Сейчас перед Максимом была действительно просто женщина — совсем еще молодая, несказанно красивая, бесподобно умная и… несчастная. Жгучее чувство сострадания опалило ему душу. Он склонился над нею и, отведя от лица мягкие, точно струящиеся волосы, коснулся губами кончиков ее вздрагивающих пальцев:
— Простите меня, Этана… Простите, что при всём моем расположении к вам, я не могу…

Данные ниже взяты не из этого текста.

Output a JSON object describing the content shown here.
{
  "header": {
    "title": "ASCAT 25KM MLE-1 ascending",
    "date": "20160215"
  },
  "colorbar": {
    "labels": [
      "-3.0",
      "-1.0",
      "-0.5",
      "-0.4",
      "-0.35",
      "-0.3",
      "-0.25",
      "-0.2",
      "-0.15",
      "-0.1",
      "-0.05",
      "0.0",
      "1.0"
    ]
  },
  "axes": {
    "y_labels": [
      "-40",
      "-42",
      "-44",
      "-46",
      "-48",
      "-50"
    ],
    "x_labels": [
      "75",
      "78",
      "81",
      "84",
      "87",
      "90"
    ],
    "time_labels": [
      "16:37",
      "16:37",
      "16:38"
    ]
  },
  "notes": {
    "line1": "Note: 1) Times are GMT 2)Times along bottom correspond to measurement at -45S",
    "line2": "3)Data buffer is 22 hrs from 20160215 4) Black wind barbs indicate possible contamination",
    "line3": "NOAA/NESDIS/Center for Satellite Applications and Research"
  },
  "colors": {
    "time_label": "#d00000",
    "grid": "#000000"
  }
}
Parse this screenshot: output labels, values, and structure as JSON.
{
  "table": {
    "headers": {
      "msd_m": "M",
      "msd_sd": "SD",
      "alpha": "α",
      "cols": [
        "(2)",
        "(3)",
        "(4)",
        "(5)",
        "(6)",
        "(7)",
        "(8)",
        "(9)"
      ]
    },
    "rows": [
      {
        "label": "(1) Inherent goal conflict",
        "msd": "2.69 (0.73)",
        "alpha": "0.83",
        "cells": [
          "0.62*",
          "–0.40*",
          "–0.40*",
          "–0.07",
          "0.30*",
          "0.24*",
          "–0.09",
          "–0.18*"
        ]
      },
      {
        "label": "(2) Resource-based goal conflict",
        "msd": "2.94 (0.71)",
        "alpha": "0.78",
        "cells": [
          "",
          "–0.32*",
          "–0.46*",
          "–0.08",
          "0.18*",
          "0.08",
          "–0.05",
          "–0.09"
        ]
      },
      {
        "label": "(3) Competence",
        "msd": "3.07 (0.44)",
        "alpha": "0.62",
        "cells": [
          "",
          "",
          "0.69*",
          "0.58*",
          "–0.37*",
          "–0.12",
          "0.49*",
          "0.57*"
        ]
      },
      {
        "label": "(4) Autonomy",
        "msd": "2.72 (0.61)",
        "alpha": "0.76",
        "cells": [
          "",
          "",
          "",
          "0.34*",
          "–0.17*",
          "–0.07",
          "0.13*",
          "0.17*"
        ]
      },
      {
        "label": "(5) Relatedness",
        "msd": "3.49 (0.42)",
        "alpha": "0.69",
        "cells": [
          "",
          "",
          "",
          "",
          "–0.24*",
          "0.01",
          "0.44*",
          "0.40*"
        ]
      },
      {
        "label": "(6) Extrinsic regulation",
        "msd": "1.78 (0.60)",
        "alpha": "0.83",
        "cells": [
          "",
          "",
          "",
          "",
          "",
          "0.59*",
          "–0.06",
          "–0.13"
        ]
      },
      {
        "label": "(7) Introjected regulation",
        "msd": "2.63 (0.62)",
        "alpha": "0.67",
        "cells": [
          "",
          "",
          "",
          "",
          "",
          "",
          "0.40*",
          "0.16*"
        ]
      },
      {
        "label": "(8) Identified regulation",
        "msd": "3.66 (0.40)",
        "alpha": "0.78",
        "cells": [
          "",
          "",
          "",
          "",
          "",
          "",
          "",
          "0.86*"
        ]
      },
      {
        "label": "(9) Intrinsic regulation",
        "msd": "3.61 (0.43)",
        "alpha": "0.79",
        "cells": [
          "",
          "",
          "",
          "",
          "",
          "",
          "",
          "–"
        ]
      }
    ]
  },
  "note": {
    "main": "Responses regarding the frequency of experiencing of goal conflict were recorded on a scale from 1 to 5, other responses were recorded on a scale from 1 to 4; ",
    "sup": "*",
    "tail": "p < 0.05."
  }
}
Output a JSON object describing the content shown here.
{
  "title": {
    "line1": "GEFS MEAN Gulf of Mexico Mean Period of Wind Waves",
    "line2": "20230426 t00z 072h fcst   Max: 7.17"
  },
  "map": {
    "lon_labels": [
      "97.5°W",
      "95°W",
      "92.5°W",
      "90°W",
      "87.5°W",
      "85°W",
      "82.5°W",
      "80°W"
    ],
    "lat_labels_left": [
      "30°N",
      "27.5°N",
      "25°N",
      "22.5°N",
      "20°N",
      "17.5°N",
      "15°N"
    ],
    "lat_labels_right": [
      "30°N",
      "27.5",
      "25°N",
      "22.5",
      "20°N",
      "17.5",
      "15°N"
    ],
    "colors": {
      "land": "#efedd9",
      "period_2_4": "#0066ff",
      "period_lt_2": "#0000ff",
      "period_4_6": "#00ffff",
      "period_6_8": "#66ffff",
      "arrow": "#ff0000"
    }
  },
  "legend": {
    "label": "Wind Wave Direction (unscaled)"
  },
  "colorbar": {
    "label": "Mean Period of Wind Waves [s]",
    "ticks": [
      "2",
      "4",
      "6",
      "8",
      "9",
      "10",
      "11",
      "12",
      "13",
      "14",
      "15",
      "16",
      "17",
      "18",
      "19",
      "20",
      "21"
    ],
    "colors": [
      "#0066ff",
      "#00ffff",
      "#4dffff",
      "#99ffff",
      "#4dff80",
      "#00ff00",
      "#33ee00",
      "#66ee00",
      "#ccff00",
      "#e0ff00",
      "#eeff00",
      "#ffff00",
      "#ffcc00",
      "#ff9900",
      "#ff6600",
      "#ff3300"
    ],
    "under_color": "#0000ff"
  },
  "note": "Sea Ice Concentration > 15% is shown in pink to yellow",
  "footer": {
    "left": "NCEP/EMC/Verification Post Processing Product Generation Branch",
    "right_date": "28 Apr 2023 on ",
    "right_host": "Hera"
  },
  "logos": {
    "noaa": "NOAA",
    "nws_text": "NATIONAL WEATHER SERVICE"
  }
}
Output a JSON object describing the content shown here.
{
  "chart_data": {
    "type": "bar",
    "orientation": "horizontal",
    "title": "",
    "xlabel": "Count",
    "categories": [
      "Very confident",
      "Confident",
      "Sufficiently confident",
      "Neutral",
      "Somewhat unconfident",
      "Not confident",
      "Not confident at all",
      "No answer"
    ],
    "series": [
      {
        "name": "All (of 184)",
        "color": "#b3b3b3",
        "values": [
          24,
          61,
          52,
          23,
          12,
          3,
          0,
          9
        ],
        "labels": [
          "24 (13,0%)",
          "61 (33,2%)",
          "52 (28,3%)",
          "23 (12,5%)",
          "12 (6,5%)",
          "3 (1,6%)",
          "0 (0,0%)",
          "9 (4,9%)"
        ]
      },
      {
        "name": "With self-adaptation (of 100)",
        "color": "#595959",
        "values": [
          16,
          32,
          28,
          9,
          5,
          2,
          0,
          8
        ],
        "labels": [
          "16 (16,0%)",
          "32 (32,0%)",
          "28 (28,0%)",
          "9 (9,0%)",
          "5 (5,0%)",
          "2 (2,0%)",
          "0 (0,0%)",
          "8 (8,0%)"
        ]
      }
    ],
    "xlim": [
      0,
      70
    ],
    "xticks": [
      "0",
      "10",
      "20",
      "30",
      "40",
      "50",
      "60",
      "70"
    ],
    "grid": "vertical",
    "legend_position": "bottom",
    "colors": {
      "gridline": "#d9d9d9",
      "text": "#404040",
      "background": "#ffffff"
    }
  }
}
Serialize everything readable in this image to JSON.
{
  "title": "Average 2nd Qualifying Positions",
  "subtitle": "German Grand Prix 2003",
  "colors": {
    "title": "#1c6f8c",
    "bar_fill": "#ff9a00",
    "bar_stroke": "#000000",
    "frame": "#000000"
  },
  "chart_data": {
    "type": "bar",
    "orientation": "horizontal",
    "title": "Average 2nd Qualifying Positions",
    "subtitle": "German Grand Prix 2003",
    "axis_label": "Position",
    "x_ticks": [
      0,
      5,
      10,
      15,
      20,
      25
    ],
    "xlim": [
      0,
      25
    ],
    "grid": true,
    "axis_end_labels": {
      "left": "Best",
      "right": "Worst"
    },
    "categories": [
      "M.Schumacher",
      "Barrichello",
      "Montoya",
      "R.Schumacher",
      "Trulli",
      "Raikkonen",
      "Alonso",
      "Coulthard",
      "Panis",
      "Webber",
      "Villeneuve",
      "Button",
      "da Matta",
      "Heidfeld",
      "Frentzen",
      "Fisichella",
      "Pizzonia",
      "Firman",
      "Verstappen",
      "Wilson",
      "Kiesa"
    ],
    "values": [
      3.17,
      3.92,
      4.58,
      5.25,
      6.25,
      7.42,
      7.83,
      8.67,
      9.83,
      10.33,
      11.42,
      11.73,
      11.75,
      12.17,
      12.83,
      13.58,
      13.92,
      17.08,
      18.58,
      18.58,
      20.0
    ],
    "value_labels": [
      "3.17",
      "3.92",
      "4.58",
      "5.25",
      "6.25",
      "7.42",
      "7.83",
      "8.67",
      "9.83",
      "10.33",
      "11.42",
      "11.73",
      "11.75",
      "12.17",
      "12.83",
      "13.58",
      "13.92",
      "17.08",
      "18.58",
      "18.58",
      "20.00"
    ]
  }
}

— Не надо, Максим. Я все понимаю. Все-все! Вам не в чем винить себя. Я сама не знаю, как вырвалось у меня это никому не нужное признание. В первый раз в жизни я говорила без всякой цели, всякой надобности, просто так… Просто потому, что не могла не сказать, не справилась с собой… — голос ее замер, две крупные слезы выкатились из-под полусомкнутых век. — Но ведь и я… Разве я виновата в чем-нибудь?.. — она слабо всхлипнула и, притянув к себе большие натруженные ладони Максима, зарылась в них лицом…
20.
Этот сигнал ближней связи не был неожиданным для Максима. Он ждал его. Этана подошла к самому экрану, протянула к нему руки:
— Добрый день, Максим.
— Добрый день, Этана.
Она долго смотрела на него широко раскрытыми глазами, точно желая вобрать в себя образ землянина. Потом сказала:
— Вы все успели? Познакомились и с теорией мезонного поля, и с теорией нейтринной стабилизации радиоактивных изотопов?